西黒崎駅(奥)を通過した筑豊電鉄の電車(乗りものニュース編集部撮影)。

 同駅は、起点である黒崎駅前からの駅間距離がわずか200mしかありません。筑豊電鉄は車両こそ路面電車タイプのものが使われるものの、軌道ではなく鉄道に分類されており、駅間距離200mの黒崎駅前〜西黒崎間は、松浦鉄道の中佐世保〜佐世保中央間とともに鉄道の「日本一短い駅間」として知られています。

 ただ、その立地は少々不思議です。周辺は、国道3号、筑豊電鉄、JR線、そして国道3号の「黒崎バイパス」がそれぞれ東西方向に並走しており、西黒崎駅にアプローチできるのは、国道3号からの細い道1本のみ。乗り場は踏切をはさんで南北にありますが、北側には、JR線との間のスペースに筑豊電鉄の車庫があるのみです。
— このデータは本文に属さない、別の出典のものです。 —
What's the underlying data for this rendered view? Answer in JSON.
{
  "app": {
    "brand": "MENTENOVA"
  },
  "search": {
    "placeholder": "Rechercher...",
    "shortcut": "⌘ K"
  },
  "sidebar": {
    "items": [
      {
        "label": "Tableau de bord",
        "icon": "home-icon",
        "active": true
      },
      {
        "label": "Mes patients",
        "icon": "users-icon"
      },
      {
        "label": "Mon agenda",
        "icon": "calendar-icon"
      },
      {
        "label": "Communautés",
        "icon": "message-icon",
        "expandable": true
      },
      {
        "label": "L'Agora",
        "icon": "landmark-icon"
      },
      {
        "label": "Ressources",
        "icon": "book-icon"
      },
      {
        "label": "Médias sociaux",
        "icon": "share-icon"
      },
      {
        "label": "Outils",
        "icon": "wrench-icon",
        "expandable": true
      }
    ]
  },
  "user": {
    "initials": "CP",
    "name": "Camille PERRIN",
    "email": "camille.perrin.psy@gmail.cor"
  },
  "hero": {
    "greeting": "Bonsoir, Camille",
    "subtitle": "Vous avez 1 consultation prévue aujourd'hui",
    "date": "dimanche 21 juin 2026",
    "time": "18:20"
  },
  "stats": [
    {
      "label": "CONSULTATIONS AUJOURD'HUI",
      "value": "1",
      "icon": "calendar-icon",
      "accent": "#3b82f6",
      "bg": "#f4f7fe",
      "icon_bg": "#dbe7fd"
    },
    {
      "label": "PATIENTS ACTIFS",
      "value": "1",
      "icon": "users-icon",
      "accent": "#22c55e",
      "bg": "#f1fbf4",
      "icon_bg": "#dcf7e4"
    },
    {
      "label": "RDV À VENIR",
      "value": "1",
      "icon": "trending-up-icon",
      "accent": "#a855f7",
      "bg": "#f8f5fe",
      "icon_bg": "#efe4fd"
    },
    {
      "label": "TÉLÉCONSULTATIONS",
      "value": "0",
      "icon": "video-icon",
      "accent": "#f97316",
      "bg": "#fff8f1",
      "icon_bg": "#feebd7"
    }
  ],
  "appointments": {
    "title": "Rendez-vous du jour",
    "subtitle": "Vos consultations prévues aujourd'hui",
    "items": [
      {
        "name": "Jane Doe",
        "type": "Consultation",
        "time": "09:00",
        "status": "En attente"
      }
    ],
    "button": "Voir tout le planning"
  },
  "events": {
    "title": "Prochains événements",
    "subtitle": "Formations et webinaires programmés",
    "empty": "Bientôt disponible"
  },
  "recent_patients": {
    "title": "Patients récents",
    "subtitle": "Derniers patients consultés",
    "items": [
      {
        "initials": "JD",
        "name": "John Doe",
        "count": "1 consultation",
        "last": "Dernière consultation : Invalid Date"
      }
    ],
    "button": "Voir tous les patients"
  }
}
 ちなみに、隣の黒崎駅前駅の筑豊電鉄のりばは、バスターミナルを併設した複合施設「コムシティ」の中にあります。東西に長いこの建物のほぼ隣に西黒崎駅があるものの、コムシティから西黒崎駅へは行けません。

 こうした立地もあってか、西黒崎駅の2019年度における1日あたり利用者数は151名で、筑豊電鉄のなかでは最も利用が少ない駅でした。

 そして休止中の現在は、国道3号から続く細い道にも「西黒崎駅休止中」の掲示が複数あるほか、「関係者以外立入禁止」の看板が立っています。

安全確保のための駅休止

 西黒崎駅の休止は、黒崎バイパスの「黒崎西ランプ」建設工事によるものです。高架のバイパスから、JR線、筑豊電鉄線をまたぎ、国道3号を越え国道200号へと接続するランプで、西黒崎駅付近にはすでに橋脚の一部も立っています。

 筑豊電鉄によると今後、車庫の一部が工事ヤードになる予定で、現在はその準備工事中。ホームも一部取り壊しているそうです。国道3号から西黒崎駅へ通じる唯一の道は、大型車の通り道になるため、安全を確保するうえで、駅を休止しているのだそう。ただ、電車は停車しないものの、上下ホームを隔てる踏切は大型車対応のため拡幅されています。

 では、もともと西黒崎駅は何のために造られたのでしょうか。


西黒崎駅へ通じる唯一の道には「休止中」の看板が複数(乗りものニュース編集部撮影)。

 この駅は1992(平成4)年に開業。当時、筑豊電鉄と直通運転を行っていた西鉄の路面電車「北九州線」の駅として開業しました。

 このとき西鉄北九州線は黒崎駅前以東が廃止になったため、その代替バスのターミナルへの乗換駅として西黒崎駅が設けられたのです。なお当時、筑豊電鉄の起点駅は西黒崎の西隣にあった熊西でしたが、のちに黒崎駅前〜西黒崎〜熊西間は西鉄から筑豊電鉄に引き継がれています(第二種鉄道事業区間)。

 ただ2001(平成13)年には、前出の複合施設「コムシティ」と西鉄黒崎バスセンターが開業し、バスターミナルの機能もそちらへ移転したため、西黒崎駅は乗り換え駅の役目を失ったのです。駅前のバスターミナルは、単に車庫機能のみが残っています。筑豊電鉄によると、バイパス工事完了後は西黒崎駅を再開する予定とのこと。

 なお、国道3号から西黒崎駅前へ通じる道は、踏切前でもう1本の道と交わっていますが、この道はコムシティから車庫へ通じるバス専用道路です。